Bref, une fois cette matière broyée pour fabriquer le rose steak haché, ce dernier se retrouve, sous plastique, au rayon frais du supermarché, termine Rue89. Mais son enquête bute ici sur l'étiquette même qui doit garantir sa traçabilité. Du moins, le service consommateur du supermarché n'a-t-il pas réussi à trouver à quoi correspondait le code  qui indique le lieu d'emballage du produit. "Cela peut prendre plusieurs jours visiblement : je suis toujours sans nouvelles", note la journaliste.


>> Sur les circuits empruntés par la viande des lasagnes de Findus, voir l'infographie du Monde.fr : "Findus : des lasagnes, deux traders, quatre entreprises et cinq pays"

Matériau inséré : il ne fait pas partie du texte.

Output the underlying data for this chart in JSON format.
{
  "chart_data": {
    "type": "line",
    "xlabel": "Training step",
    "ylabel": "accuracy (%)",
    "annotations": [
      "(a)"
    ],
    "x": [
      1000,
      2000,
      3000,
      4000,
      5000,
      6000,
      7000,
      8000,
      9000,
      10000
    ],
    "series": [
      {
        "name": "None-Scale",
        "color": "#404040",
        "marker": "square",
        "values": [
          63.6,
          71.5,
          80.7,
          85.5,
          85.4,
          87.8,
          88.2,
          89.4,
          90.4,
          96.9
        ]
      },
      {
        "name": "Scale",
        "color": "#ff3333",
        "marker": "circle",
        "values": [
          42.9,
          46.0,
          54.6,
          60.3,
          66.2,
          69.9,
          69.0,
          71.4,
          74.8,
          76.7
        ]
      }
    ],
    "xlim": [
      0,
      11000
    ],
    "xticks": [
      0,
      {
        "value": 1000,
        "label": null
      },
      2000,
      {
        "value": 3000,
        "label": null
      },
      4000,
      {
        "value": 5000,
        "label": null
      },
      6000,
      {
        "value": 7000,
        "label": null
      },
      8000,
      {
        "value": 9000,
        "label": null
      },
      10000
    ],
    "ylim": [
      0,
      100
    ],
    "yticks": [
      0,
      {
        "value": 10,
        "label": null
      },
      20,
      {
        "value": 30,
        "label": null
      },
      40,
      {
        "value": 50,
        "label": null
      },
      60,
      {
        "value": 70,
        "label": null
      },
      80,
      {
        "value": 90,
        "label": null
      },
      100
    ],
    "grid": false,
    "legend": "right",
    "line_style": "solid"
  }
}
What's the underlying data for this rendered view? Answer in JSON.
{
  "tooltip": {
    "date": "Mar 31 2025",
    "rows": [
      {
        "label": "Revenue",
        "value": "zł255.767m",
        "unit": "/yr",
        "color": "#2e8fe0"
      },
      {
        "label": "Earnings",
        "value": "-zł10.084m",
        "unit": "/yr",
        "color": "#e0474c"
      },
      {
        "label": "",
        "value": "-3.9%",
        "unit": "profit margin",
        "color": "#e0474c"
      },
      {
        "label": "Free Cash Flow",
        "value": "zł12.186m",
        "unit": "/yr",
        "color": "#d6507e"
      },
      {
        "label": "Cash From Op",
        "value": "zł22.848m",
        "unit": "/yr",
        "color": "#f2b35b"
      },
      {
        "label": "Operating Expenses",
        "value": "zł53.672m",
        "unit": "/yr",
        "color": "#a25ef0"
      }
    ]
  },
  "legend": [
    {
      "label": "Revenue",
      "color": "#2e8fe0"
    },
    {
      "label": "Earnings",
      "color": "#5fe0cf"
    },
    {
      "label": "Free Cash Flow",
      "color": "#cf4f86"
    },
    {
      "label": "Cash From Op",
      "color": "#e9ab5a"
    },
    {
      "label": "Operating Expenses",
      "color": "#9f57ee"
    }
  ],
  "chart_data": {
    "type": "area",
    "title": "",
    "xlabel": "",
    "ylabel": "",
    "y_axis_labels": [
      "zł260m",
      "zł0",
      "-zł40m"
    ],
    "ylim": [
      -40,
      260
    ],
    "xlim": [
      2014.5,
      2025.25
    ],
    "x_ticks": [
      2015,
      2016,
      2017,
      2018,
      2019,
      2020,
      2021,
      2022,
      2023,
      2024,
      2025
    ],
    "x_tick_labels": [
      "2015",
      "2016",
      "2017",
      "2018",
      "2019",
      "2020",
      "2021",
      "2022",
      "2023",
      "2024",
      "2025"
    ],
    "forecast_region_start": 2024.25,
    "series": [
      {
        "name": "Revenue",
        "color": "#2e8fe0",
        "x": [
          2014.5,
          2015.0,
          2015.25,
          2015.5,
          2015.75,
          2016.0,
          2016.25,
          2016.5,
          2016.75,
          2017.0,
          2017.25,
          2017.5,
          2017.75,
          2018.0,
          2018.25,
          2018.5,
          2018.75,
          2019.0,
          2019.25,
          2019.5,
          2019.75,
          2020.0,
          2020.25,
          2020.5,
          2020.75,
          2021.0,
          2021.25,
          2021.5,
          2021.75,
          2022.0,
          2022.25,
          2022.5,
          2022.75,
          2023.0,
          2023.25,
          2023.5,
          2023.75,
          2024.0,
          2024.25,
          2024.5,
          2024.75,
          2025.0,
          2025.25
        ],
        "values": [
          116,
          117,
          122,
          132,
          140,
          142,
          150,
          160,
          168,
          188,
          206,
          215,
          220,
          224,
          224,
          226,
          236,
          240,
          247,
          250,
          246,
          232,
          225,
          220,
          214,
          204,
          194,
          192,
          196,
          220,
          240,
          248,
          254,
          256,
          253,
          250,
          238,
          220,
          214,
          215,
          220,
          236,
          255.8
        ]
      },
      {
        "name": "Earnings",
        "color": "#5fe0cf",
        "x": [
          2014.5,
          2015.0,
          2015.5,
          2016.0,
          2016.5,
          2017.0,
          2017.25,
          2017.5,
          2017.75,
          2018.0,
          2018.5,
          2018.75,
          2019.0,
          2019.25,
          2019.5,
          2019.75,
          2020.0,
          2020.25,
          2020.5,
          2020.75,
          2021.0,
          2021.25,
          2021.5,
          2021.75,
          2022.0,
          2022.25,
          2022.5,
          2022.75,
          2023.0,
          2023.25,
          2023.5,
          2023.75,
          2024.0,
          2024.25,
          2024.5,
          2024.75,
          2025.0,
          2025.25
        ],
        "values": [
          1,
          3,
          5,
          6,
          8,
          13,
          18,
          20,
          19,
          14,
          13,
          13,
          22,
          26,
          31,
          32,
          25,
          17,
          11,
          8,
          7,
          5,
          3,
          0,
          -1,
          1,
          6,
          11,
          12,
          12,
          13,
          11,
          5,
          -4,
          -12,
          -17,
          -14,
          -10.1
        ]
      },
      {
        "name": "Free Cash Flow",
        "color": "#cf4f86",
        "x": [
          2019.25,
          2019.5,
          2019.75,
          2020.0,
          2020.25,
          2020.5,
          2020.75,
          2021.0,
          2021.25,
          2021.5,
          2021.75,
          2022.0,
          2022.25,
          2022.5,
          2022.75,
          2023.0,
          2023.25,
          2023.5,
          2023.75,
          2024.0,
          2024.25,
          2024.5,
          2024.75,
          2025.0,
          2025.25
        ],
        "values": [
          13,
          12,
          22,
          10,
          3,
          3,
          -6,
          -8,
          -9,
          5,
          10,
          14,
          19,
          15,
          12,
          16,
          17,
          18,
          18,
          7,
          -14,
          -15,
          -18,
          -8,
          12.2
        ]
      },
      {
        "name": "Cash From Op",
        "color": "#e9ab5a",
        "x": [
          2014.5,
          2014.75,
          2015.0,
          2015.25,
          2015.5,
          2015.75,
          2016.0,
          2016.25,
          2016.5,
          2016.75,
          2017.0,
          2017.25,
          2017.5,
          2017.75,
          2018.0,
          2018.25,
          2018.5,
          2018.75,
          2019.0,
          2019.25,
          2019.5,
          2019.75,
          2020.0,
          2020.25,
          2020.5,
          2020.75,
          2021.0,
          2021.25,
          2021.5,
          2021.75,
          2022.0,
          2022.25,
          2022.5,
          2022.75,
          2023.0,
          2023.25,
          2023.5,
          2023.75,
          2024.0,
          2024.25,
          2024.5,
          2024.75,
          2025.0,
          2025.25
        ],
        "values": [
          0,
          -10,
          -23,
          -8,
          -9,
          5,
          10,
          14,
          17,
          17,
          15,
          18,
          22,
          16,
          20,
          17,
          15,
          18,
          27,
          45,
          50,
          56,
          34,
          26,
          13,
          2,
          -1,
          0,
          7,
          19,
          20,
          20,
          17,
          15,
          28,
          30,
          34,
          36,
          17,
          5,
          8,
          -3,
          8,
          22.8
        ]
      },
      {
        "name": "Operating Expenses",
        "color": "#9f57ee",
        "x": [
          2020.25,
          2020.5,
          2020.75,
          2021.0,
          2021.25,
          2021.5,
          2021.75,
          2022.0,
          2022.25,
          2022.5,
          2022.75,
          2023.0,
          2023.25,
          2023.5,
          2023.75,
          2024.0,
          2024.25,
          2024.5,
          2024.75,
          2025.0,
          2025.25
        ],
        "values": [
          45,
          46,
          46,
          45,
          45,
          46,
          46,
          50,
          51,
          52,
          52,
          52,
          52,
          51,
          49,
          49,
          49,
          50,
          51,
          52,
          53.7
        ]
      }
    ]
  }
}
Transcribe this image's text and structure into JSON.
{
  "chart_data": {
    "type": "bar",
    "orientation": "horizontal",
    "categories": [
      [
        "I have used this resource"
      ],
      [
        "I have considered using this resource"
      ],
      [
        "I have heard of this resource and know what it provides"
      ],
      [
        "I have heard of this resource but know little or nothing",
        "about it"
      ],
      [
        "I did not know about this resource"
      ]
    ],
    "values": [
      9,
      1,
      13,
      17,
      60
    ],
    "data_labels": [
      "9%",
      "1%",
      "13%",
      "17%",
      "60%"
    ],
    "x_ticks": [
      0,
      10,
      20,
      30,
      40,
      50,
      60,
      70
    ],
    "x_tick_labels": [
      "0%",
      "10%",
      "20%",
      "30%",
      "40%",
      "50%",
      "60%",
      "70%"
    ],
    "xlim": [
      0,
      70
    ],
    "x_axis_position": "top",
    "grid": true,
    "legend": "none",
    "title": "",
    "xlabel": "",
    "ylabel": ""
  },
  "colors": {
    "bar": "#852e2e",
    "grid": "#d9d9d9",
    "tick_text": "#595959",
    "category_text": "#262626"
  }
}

Mais là encore, derrière les soupçons qui se portent, après les abattoirs de Roumanie, sur la société Spanghero, derrière la désignation de coupables isolés, ne faut-il pas voir, dans cet "horsegate", le signe d'une crise plus généralisée de l'industrie agro-alimentaire ? C'est ce que suggère Fabrice Nicolino, dans son entretien sur Rue89  ("On produit de la viande comme on fabrique des bagnoles") : "Aujourd’hui, on peut dire que la viande a atteint la perfection industrielle, c’est une industrie mondialisée, qui appartient souvent à des fonds de pension ou des organismes financiers et qui pose les mêmes problèmes que l’économie financiarisée : la nécessité de dégager des taux de rentabilité de 8 à 10%... Peut-être que Spanghero a été pris à la gorge par ce système. Se plaindre de cela, c’est remettre en cause l’ensemble du système industriel", estime-t-il.


Conclusion du blog "Les dessous de l'assiette", hébergé par Rue89 :  "D’où vient cette matière animale ? Que contient-elle ? Dans quel plat tout prêt finira-t-elle ? Si vous n’avez pas envie de le savoir, c’est très simple : remettez-vous à cuisiner".